Youngman concluded her remarks by saying, “I don’t want to get into the adequacy of the science and the other analyses. I’ll say that there was an extraordinary volume of public comment. Some 16,000 people commented, with the majority supporting stricter species protection.” She sat down.
For little more than an hour, Judge Boyle had run the hearing much as he had run his series of status conferences, which presumably documented the success of the Park Service’s ORV management plan. There was little meaningful dialogue between the bench and the plaintiff’s and defendants’ bars. The judge’s questions were largely rhetorical, phased to countersink a point of view, not to elicit clarification.

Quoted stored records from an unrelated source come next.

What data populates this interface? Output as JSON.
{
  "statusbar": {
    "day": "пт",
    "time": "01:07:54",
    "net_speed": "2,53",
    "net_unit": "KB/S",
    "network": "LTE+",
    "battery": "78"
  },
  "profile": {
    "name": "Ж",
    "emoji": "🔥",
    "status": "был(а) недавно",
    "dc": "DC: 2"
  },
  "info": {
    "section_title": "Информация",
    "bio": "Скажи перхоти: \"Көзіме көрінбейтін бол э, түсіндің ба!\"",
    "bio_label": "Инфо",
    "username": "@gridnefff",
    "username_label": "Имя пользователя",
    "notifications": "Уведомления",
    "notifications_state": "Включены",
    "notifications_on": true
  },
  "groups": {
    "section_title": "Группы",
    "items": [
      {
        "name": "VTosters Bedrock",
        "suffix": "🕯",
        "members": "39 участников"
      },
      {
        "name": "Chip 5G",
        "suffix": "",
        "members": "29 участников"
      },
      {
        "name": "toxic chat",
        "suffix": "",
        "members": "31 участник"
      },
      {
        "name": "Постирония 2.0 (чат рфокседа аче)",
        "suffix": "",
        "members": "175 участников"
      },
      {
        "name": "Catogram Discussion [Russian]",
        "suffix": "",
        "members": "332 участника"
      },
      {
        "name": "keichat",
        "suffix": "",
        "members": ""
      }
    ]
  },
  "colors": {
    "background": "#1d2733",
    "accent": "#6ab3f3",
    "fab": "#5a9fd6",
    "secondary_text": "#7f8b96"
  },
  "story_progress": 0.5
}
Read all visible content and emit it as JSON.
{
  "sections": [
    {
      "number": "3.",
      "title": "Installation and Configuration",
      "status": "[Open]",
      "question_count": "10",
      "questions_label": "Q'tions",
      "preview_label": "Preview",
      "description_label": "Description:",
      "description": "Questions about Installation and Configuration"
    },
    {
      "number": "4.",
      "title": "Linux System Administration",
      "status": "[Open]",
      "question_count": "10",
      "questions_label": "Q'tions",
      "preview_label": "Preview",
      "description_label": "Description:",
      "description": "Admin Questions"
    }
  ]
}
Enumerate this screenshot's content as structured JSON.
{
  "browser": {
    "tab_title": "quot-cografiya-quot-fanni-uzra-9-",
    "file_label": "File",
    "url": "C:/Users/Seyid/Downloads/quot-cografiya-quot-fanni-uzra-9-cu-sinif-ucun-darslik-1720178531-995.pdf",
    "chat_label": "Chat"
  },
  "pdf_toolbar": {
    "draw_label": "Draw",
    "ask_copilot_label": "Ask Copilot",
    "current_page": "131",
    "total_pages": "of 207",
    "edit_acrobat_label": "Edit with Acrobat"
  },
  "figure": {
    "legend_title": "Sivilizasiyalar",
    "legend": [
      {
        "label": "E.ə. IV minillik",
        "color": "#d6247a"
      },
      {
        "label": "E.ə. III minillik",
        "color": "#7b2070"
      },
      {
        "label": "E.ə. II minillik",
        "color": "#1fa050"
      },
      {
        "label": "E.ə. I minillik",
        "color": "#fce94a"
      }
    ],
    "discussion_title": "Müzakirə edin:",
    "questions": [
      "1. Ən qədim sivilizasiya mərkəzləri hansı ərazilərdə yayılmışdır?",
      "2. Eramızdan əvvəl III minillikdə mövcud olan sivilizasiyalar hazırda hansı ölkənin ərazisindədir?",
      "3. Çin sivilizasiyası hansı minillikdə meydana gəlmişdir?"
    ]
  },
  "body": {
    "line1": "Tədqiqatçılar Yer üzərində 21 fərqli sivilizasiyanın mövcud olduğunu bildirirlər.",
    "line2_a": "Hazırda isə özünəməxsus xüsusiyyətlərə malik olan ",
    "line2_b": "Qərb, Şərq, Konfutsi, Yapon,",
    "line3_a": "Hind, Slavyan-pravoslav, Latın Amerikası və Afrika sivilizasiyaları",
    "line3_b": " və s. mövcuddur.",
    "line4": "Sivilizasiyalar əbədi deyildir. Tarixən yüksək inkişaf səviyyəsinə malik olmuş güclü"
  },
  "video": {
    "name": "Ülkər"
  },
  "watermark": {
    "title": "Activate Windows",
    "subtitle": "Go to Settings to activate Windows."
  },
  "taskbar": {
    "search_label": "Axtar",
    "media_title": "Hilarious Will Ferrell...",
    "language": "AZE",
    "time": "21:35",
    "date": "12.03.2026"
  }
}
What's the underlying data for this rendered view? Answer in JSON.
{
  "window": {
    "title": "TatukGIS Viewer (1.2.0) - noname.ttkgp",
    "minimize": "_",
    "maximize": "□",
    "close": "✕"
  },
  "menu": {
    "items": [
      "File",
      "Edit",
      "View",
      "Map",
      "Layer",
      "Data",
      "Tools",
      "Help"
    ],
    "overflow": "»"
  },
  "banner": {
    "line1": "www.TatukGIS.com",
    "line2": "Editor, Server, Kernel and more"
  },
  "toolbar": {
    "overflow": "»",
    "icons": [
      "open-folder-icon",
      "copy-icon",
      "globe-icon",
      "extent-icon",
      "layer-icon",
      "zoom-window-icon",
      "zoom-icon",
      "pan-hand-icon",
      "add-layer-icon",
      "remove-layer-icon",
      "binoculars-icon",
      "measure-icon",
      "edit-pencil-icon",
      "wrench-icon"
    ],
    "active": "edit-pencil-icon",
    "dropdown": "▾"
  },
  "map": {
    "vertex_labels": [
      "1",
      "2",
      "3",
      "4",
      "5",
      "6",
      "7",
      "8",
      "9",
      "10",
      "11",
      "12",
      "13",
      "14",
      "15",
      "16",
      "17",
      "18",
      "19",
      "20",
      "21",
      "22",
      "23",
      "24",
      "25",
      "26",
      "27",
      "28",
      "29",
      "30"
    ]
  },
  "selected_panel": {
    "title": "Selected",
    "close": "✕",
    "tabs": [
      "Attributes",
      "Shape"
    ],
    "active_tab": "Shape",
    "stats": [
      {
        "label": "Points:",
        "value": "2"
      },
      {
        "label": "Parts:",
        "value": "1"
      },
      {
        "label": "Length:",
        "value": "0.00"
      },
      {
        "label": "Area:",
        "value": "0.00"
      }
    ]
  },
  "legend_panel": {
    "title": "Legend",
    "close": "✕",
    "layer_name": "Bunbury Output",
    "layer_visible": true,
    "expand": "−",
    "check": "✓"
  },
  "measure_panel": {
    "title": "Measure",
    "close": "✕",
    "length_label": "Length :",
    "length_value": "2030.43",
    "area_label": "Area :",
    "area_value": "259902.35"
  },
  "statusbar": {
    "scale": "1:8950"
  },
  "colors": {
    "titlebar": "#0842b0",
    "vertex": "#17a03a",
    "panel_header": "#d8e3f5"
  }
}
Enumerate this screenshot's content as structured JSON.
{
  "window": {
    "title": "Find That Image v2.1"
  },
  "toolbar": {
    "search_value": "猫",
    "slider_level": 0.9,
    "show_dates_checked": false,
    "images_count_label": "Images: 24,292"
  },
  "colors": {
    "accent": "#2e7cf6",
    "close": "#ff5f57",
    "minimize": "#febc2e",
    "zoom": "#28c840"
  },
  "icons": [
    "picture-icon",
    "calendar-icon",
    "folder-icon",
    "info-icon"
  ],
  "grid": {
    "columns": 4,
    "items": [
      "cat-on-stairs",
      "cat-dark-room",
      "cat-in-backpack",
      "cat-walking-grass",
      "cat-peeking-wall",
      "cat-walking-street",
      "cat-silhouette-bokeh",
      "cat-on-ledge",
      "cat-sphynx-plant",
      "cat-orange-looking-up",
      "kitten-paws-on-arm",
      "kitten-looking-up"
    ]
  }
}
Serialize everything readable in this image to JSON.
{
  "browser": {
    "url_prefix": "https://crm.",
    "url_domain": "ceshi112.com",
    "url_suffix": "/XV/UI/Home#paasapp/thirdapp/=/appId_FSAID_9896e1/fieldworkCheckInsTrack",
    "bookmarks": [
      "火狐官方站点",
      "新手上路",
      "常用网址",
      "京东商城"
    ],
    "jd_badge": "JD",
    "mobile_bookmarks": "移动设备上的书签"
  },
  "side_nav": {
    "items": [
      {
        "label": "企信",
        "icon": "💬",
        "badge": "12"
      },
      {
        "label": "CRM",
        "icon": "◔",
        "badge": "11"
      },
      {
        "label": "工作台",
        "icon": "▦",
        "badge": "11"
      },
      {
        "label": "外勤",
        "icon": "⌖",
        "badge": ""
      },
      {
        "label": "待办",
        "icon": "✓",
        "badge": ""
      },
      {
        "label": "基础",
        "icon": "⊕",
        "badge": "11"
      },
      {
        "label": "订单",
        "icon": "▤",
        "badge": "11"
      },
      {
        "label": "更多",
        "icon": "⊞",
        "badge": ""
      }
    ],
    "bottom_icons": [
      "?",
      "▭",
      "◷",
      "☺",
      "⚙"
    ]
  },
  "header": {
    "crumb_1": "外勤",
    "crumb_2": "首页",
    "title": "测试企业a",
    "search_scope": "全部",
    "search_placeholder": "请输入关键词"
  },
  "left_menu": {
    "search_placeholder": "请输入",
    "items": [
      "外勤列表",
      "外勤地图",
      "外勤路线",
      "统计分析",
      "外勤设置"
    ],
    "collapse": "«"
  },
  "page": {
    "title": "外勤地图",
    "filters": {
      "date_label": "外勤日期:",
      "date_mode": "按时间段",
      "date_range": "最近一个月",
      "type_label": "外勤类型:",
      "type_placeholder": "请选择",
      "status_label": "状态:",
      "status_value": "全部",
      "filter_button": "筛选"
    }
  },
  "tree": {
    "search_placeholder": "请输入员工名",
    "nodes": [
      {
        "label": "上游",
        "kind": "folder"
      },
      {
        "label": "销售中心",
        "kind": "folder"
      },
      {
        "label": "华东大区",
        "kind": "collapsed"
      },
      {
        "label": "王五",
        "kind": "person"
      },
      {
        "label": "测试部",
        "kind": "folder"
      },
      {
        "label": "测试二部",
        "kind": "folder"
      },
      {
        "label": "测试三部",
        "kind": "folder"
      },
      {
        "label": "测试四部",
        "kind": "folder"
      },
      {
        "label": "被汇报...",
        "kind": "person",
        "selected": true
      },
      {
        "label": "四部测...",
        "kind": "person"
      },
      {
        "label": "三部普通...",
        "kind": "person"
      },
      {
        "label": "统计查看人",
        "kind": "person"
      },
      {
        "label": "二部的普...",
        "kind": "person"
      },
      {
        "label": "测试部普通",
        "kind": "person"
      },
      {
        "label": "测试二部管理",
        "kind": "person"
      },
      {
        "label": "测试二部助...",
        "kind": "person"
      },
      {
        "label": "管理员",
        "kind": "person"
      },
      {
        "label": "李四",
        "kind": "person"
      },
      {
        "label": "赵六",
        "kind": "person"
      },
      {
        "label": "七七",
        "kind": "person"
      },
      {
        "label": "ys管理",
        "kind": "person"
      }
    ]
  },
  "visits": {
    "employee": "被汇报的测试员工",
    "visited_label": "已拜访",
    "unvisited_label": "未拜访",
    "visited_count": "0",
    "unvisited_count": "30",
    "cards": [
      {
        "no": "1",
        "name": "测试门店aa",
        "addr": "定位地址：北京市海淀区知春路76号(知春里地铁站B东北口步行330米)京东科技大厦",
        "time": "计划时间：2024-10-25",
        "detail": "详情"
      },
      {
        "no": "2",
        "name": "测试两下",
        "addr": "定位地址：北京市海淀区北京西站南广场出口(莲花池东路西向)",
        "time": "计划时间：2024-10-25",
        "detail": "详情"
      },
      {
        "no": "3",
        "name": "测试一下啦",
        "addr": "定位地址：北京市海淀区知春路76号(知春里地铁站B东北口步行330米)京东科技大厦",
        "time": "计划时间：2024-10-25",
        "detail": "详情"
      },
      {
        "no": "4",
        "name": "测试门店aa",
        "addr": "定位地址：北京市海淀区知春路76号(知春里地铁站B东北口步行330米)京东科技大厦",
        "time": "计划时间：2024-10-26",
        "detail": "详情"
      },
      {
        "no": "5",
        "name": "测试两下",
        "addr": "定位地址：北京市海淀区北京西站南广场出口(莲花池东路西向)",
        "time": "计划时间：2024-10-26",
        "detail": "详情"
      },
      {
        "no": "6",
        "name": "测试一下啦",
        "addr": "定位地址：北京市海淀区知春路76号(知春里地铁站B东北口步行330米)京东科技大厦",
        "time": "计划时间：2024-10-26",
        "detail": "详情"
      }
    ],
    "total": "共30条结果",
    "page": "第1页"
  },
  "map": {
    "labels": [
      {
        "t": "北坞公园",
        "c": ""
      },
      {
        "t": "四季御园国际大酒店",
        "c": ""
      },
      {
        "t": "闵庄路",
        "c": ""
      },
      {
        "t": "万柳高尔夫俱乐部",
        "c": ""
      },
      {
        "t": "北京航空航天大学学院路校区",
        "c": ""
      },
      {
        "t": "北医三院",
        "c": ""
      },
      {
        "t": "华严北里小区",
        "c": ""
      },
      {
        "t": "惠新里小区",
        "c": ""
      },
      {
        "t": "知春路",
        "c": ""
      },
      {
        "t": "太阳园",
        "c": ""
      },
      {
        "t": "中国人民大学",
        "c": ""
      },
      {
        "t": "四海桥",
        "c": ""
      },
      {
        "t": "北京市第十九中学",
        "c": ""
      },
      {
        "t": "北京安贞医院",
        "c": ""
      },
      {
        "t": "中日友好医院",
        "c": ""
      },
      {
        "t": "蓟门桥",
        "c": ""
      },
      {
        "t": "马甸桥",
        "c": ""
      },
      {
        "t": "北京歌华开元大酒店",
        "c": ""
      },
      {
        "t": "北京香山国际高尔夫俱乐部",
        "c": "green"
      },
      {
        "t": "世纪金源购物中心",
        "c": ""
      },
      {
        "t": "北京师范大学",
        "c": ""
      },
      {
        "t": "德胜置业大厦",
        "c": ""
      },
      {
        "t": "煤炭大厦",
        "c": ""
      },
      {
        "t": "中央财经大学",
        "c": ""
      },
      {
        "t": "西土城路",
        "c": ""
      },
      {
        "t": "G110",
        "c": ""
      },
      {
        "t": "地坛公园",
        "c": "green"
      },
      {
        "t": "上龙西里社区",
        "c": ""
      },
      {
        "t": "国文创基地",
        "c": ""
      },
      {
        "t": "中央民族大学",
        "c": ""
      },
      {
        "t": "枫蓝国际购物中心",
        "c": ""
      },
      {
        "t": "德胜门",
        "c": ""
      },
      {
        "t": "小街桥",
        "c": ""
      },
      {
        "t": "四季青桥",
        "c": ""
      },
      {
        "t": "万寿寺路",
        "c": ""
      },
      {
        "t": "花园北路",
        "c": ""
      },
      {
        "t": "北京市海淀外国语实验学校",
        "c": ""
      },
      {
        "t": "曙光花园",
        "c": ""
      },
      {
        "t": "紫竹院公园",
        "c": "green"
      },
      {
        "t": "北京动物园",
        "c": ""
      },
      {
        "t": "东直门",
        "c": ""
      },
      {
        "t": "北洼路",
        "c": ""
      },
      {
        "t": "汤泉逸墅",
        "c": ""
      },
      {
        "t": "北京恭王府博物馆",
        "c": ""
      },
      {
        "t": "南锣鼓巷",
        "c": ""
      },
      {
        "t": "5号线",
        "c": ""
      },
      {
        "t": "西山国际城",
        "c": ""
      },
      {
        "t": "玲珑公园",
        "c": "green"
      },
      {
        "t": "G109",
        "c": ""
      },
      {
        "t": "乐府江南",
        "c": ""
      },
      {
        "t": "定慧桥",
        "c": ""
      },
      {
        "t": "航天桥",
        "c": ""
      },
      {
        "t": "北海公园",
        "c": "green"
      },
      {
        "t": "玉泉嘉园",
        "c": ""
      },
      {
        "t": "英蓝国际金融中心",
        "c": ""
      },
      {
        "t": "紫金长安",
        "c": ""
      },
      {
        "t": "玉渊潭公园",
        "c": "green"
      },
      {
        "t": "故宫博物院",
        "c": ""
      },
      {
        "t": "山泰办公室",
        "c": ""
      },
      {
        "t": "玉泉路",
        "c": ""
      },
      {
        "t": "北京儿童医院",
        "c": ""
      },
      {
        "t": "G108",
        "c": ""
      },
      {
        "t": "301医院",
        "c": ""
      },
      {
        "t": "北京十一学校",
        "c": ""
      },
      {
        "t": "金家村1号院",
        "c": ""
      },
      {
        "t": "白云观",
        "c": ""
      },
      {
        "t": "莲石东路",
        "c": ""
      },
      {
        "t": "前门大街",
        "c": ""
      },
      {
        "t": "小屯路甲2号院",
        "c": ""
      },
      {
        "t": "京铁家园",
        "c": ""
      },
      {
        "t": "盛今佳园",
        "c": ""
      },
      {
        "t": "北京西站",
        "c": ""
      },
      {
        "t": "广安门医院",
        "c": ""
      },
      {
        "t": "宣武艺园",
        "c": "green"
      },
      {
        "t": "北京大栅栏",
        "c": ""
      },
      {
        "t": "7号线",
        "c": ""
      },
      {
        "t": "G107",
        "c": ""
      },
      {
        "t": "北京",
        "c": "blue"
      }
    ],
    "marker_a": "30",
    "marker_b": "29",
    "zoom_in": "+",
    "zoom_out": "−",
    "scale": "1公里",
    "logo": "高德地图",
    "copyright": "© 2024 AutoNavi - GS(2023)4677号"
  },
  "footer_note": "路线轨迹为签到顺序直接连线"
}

It was as though Judge Boyle entered the courtroom with the same set of talking points that has become so familiar to those who have followed the seashore beach access issues for the past several years. Some think that His Honor’s judicial inclinations are clear.
Judge Boyle closed his notebook. “I will weigh the arguments heard today and rule as soon as possible. Court is recessed.”